Identification: Both adult sexes are identical; however, males are larger. General plumage is two-tone grey, with flight feathers darker than the rest of the plumage. The face and stripe on the throat are white. Long grey plumes on the back, vinous on the breast. Eye yellow; naked skin in front of eye slate with lemon eyelid. Bill black. Legs and feet are olive-yellow. The immatures are adults, but little white on the forehead and no nuptial plumes. The downy young are grey; their bill and feet are as adults.
Diet:During the breeding season, white-faced herons tend to be territorial, although they can also graze in groups outside the breeding season, especially after rain or flooding. White-faced herons typically feed alone or in small groups. Their prey is varied, mostly crustaceans, squid, fish, insects, amphibians, spiders, snails, and worms. Their mode of hunting follows the usual wait-and-watch and slow stalk methods, and they will stir one foot in water, but they tend to walk further and more quickly than most larger herons.

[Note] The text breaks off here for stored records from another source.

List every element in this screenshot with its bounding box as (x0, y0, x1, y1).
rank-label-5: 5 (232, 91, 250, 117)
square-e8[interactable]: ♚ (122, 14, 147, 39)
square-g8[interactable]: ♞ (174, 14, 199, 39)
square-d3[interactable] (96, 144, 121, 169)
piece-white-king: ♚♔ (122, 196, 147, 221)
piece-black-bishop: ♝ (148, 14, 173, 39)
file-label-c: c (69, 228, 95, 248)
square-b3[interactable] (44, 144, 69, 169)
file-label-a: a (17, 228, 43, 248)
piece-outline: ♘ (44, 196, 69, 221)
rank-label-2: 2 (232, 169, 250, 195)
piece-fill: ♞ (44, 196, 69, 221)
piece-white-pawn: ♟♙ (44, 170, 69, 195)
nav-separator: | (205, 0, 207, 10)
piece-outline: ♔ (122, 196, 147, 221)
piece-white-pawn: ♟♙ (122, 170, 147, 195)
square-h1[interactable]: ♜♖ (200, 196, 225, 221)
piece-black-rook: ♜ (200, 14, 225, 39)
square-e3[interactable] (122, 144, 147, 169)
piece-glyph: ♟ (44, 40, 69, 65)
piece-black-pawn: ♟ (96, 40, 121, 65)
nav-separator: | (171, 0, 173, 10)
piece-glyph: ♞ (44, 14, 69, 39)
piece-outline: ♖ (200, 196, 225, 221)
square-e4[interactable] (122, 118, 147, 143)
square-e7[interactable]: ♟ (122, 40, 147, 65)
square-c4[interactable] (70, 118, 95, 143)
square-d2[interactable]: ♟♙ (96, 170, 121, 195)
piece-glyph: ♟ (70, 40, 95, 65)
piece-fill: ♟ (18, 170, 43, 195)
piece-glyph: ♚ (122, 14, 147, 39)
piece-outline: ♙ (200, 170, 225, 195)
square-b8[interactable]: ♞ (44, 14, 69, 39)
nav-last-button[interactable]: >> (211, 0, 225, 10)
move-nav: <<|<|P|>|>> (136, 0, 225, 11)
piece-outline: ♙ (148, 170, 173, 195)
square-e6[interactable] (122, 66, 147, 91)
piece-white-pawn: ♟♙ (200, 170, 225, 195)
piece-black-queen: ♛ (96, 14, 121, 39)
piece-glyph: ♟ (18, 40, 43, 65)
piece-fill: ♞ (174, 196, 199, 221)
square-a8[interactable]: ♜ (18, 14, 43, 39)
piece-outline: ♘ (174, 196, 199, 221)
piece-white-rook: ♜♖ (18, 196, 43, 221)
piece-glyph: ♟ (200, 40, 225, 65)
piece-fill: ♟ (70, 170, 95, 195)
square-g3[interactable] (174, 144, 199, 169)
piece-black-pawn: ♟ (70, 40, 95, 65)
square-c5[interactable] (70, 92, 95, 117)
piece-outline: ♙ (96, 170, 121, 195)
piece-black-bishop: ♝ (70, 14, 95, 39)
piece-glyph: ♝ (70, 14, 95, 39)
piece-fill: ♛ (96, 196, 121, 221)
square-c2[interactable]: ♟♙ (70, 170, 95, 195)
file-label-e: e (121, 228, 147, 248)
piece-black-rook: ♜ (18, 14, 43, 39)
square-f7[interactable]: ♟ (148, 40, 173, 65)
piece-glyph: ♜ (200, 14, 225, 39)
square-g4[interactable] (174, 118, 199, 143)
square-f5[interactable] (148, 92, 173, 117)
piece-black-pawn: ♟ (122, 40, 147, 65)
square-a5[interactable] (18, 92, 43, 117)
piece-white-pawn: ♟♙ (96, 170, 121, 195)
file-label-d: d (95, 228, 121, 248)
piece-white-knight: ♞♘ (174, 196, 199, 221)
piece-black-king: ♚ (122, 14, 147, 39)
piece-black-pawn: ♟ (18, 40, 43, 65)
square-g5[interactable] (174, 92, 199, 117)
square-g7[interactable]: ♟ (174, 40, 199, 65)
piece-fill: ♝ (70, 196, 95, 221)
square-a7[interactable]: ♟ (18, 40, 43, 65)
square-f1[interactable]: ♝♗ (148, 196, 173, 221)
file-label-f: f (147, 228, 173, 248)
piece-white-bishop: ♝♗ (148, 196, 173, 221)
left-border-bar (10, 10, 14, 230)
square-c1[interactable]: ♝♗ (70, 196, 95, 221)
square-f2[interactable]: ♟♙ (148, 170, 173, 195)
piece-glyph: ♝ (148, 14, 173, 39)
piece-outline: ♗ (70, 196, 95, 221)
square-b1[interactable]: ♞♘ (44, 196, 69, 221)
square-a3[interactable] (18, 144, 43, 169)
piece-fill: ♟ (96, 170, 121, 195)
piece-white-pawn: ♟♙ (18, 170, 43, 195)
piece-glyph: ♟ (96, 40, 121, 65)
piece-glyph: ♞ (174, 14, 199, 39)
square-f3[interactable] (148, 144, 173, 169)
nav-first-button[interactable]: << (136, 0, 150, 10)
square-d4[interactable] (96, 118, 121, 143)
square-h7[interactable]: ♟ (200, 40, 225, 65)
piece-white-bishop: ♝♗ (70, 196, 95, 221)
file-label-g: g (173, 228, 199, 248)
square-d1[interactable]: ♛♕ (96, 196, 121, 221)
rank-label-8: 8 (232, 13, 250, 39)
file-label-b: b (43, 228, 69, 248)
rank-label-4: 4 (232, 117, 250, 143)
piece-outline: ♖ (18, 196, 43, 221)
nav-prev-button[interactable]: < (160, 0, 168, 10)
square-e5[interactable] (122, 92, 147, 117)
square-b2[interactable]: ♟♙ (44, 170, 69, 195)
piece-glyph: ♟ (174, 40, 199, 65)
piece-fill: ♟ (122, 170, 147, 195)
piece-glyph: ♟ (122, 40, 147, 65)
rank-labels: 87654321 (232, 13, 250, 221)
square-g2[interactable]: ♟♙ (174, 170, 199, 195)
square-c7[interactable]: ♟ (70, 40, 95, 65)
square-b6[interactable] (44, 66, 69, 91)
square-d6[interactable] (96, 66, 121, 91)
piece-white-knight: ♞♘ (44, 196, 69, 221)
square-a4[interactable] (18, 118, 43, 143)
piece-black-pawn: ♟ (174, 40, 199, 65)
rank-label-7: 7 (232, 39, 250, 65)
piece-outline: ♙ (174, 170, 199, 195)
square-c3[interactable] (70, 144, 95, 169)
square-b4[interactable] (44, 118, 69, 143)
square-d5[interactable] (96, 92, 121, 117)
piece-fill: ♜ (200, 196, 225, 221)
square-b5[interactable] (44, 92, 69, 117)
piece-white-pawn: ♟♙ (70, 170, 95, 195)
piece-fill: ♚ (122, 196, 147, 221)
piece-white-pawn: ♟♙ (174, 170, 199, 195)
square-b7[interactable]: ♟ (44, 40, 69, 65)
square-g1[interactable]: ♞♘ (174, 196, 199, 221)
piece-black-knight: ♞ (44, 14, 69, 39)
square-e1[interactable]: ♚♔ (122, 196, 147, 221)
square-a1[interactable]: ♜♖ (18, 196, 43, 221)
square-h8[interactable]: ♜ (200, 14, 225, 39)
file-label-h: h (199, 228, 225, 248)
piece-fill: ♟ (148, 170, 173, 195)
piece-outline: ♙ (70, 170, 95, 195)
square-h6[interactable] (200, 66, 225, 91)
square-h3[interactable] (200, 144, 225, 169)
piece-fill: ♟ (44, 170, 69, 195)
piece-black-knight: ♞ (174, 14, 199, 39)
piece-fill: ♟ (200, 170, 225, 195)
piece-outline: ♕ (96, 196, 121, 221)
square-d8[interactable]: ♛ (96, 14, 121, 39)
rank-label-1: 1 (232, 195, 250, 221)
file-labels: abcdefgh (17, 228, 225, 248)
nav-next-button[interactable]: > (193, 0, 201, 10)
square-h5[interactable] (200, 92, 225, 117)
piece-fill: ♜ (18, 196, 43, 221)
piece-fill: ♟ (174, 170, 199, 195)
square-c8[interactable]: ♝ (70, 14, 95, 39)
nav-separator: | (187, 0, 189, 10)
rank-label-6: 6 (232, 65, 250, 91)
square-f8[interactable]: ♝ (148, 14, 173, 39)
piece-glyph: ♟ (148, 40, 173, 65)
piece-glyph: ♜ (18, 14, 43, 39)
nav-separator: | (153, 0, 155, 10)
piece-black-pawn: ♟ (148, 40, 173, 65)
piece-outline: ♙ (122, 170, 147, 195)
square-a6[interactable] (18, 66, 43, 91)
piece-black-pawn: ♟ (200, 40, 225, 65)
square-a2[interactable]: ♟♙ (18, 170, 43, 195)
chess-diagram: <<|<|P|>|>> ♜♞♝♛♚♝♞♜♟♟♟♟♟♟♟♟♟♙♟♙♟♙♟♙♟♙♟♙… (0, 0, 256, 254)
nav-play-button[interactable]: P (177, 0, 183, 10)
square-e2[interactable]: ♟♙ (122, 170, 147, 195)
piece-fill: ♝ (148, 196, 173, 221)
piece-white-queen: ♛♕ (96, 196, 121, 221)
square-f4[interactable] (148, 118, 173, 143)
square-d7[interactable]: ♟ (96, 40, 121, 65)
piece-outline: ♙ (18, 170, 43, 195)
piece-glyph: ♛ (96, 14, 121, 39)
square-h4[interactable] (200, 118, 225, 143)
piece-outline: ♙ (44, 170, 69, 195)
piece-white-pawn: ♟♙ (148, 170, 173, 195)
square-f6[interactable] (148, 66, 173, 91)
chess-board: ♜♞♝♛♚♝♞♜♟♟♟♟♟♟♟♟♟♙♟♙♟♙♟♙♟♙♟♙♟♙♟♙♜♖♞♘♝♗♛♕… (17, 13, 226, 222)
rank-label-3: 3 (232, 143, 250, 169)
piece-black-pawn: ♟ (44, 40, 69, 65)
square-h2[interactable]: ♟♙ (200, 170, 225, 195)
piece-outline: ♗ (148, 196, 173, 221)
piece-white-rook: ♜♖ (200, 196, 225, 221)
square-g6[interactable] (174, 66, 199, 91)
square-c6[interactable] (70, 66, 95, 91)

Courtship: During courtship, one bird pursues another, gently traveling along a branch with its head lowered and crest and scapulars erect, pecking at sticks. Males and females relieve one another every 10 hours or less during incubation, with much bill-snapping, croaking, and preening. Both parents brood and feed the young through regurgitation, with the chicks typically putting their bills crosswise into their parents’. If chicks are disturbed, they freeze with up-pointing bills. After fledging, they remain with their parents until chased off at the recommencement of nesting.
Behavior: Herons have a special hinge at the sixth vertebra that allows them to strike with the neck. They also have tufts of powder under the plumage on the breast and rump. These feathers disintegrate to produce a protective powder, which the birds pick up with their bills to groom their plumage. Among the herons, white-faced are generalists, both in their habitats and feeding. They forage on intertidal mud flats and rock pools, swamps, wet pastures, and even residential lawns. On mud flats, the birds normally spread out, but on grassland, they tend to swarm loosely. Geographically nomadic, it can be found in salty and freshwater wetlands, farm dams, pastures, grasslands, crops, shorelines, saltmarsh, tidal mudflats, boat harbors, golf courses, orchards, as well as garden fish ponds.
Vocalization:The white-faced heron’s voice is a loud croak in alarm, guttural notes, and an aggressive grating graak at the nest. Gow, gow, gow is the call that is usually made as a bird returns to its nest. Alarm calls are high-pitched wrank, oooooooooh, or aaarrrgh calls.
Nesting and Breeding:The white-faced heron nests and breeds most of the year, depending on food supplies, mostly in southern and inland Australia over the summer, using northern wetlands more as dry-season refuge. Nest a loose platform of sticks up to 20 m above ground in a tree not necessarily near water. Nests sometimes form loose aggregations. Though the birds may breed in other seasons in reaction to rainfall, breeding usually occurs in the austral spring.
Eggs and Incubation: The white-faced heron lays up to 7, usually 4 eggs, pale blue, oval, about 48 x 35 mm. The incubation period is about 24–26 days for both sexes. The chicks are reared by their parents for 3–4 weeks before leaving the nest in forty days. Usually, only one brood is raised each year.
Distribution:white-faced herons are frequented near lakes, swamps, estuaries, mangroves, dams, tidal mudflats, and grasslands throughout Australia. Nomadic. Also in New Zealand, New Guinea, eastern Indonesia, and some southwestern Pacific islands.
Alternative Names:This bird is also known as White-fronted Heron, Grey Heron, and Blue Crane.
Size: The white-faced heron is about 650–690 mm in length and weighs 520–550 grams.
Predators:Kookaburras, Australian magpies, hawks, and owls are common predators of nestlings.
Races: Possibly two races: one small in New Caledonia and Loyalties; the other larger everywhere else.